My friend S. was in the foyer after the funeral this morning. Just a few weeks ago I played for her mother's memorial service, and I was worried that this might have been hard on her. She grinned, though, when I asked if the morning had been hard on her recent grief.
"Did it hit too close to home? No, if it weren't for funerals I wouldn't have any social life at all."
We laughed together, a bit ruefully, but we could commiserate about this stage in our lives: This was the third funeral in less than a month for the mother of one of my contemporaries, and we're now in the generation of older women.
Before I had children I dreamed of them growing from babyhood through childhood and into adulthood. Always in the background of the dream were their grandparents, though, and this seems to be the year the grandmothers are passing out of my friends' families.
Just as we're enjoying the joys of having adult children (and those joys are enormous and constantly emerging) I've found myself surprised by the abrupt transition to being the oldest generation. It's oddly similar to the transition that made me part of the middle generation.
Before I became a mother I read books about other mothers' experiences, and talked to every woman I knew about her mothering experience. Nothing could have prepared me, though, for the live-action 3D experience of motherhood itself. It was so vivid! So grey! So fun! So horrible! So magical! So unrelenting! So...everything. Still, I wouldn't have traded it for anything, except for when I would have traded it for, well, anything.

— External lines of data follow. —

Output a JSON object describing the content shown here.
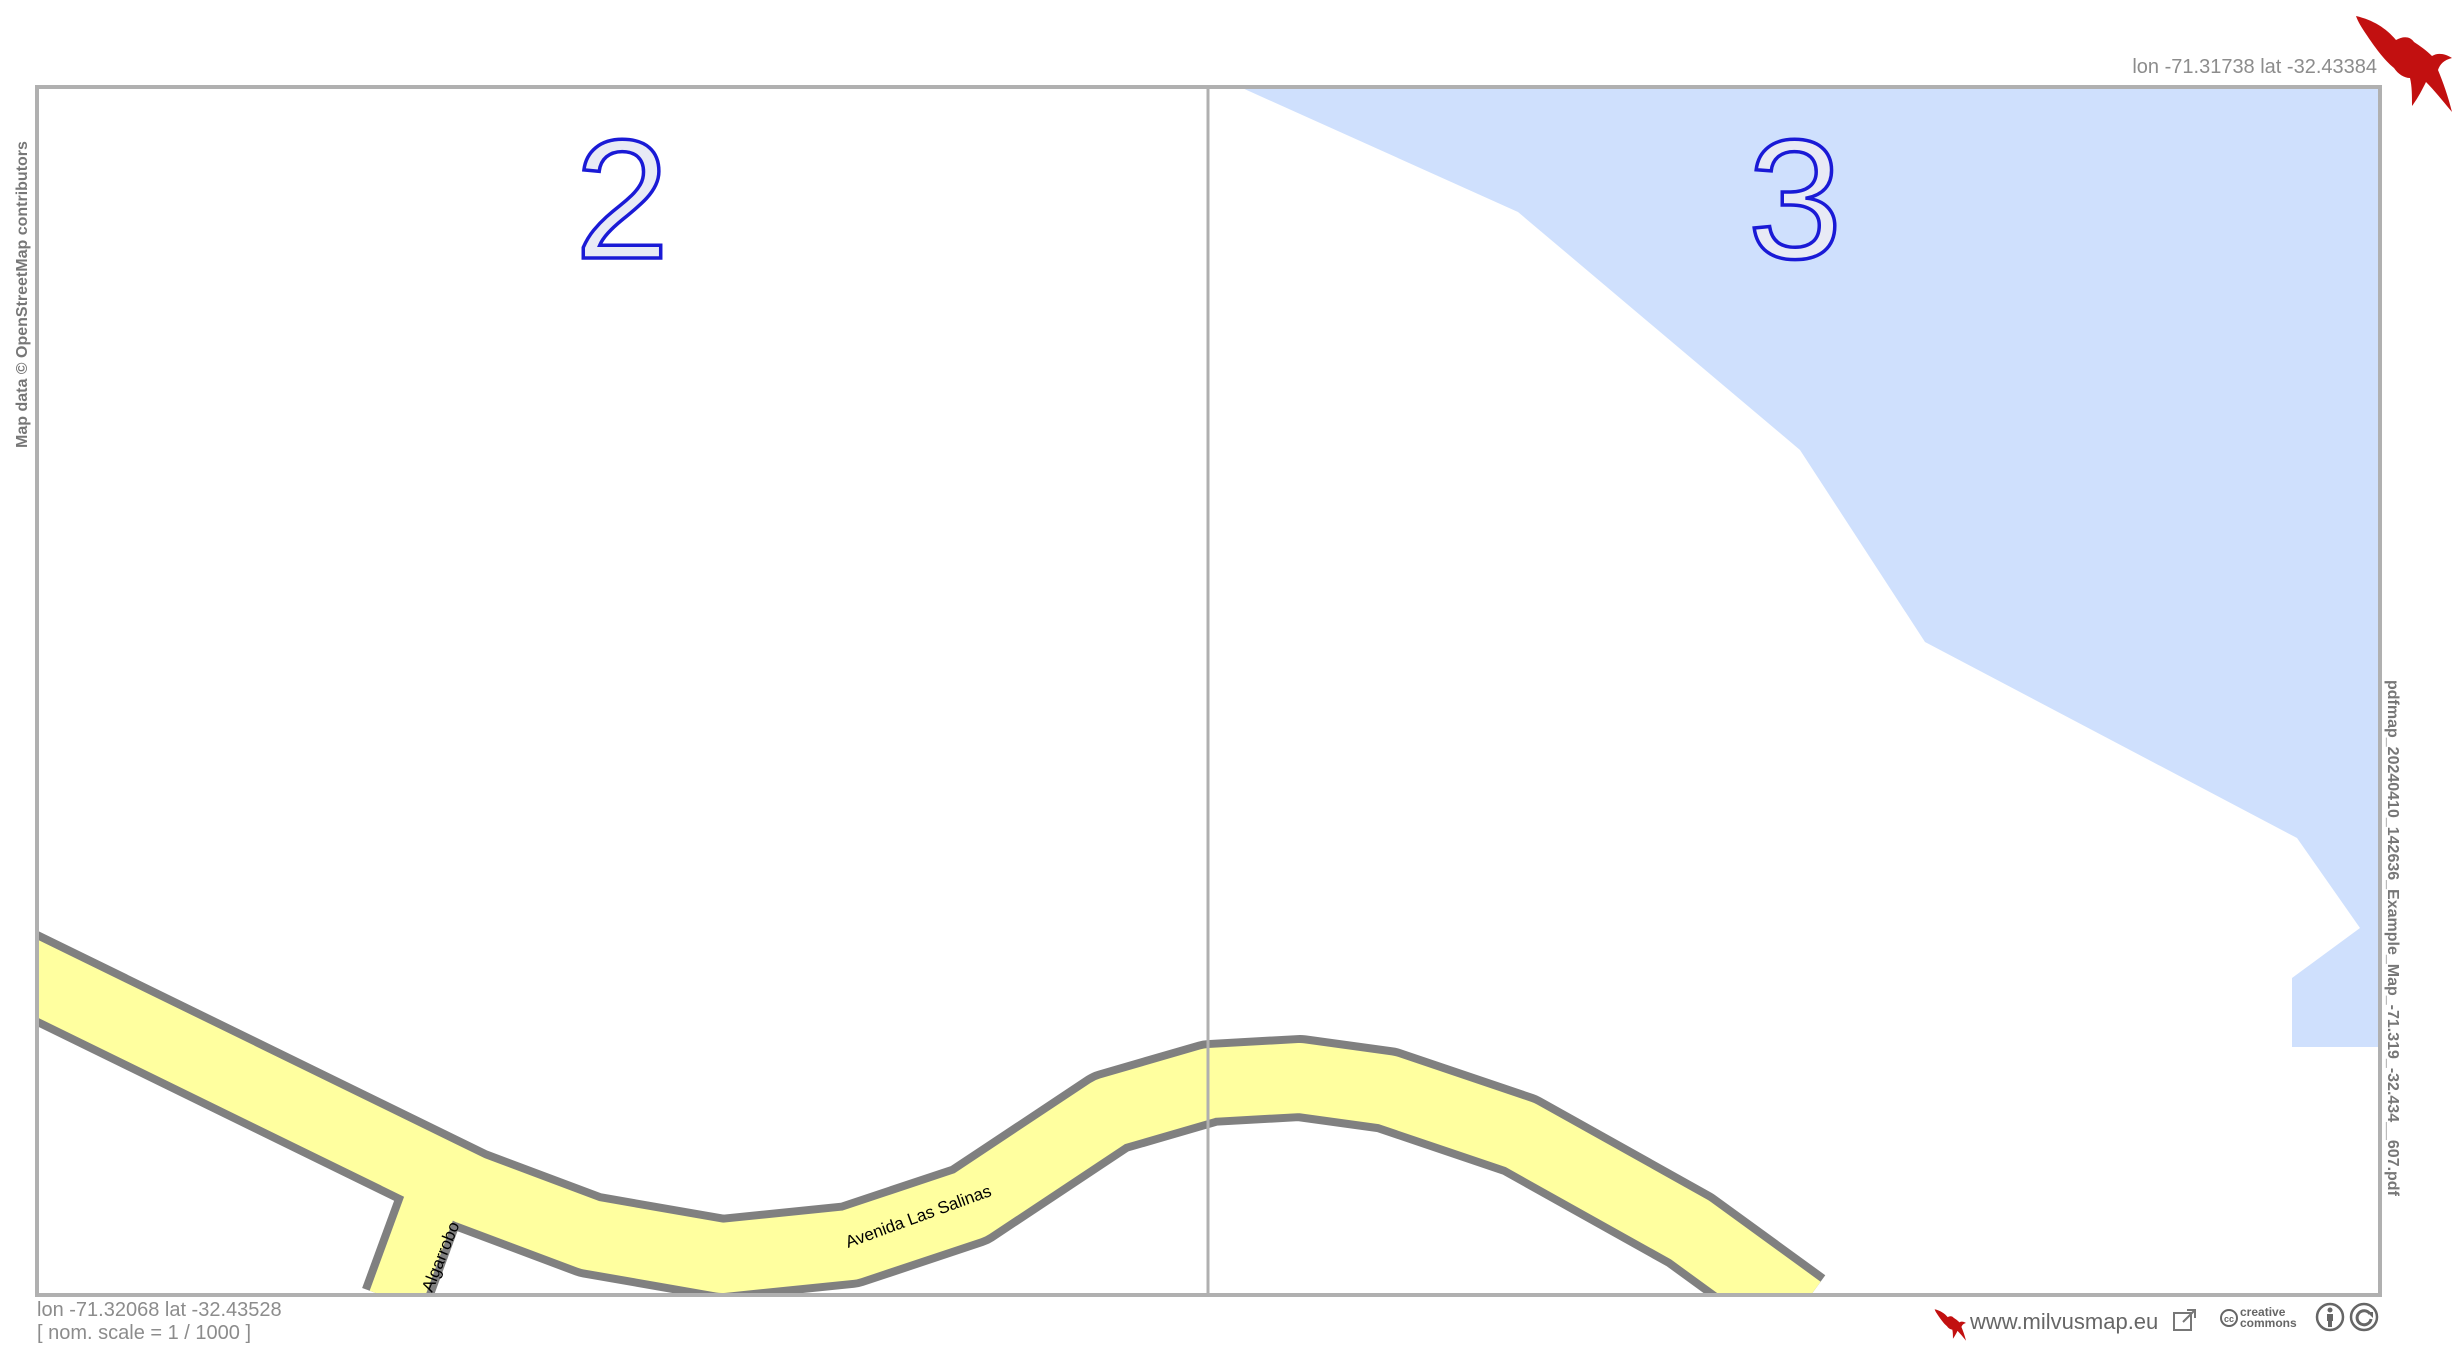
{
  "map": {
    "pages": [
      {
        "number": "2"
      },
      {
        "number": "3"
      }
    ],
    "streets": [
      {
        "name": "Avenida Las Salinas"
      },
      {
        "name": "Algarrobo"
      }
    ],
    "colors": {
      "water": "#cfe0fd",
      "road_fill": "#ffff9f",
      "road_casing": "#808080",
      "frame": "#b0b0b0",
      "page_number_stroke": "#1a1ad6",
      "page_number_fill": "#e8eaf5",
      "logo": "#c21010"
    }
  },
  "corners": {
    "top_right": "lon -71.31738 lat -32.43384",
    "bottom_left": "lon -71.32068 lat -32.43528",
    "scale": "[ nom. scale = 1 / 1000 ]"
  },
  "attribution": "Map data © OpenStreetMap contributors",
  "filename": "pdfmap_20240410_142636_Example_Map_-71.319_-32.434__607.pdf",
  "footer": {
    "website": "www.milvusmap.eu",
    "license_line1": "creative",
    "license_line2": "commons"
  },
  "icons": {
    "logo": "kite-bird-icon",
    "external_link": "external-link-icon",
    "cc": "cc-icon",
    "by": "cc-by-icon",
    "sa": "cc-sa-icon"
  }
}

During this transition to being a mother, much as I loved and was supported by my husband, the hands that were holding me steady were women's hands. My own mother, my sisters, my friends, my mentors, women I saw in Wal-Mart who seemed to be parenting their children well.
And now, as my friends and sisters and I go through this new transition, again I see women supporting women. I hugged M. this morning, and told her what a great job her mother had done, just as women had hugged me at Mom's funeral a year ago.
Transitions are the responsibility of the women.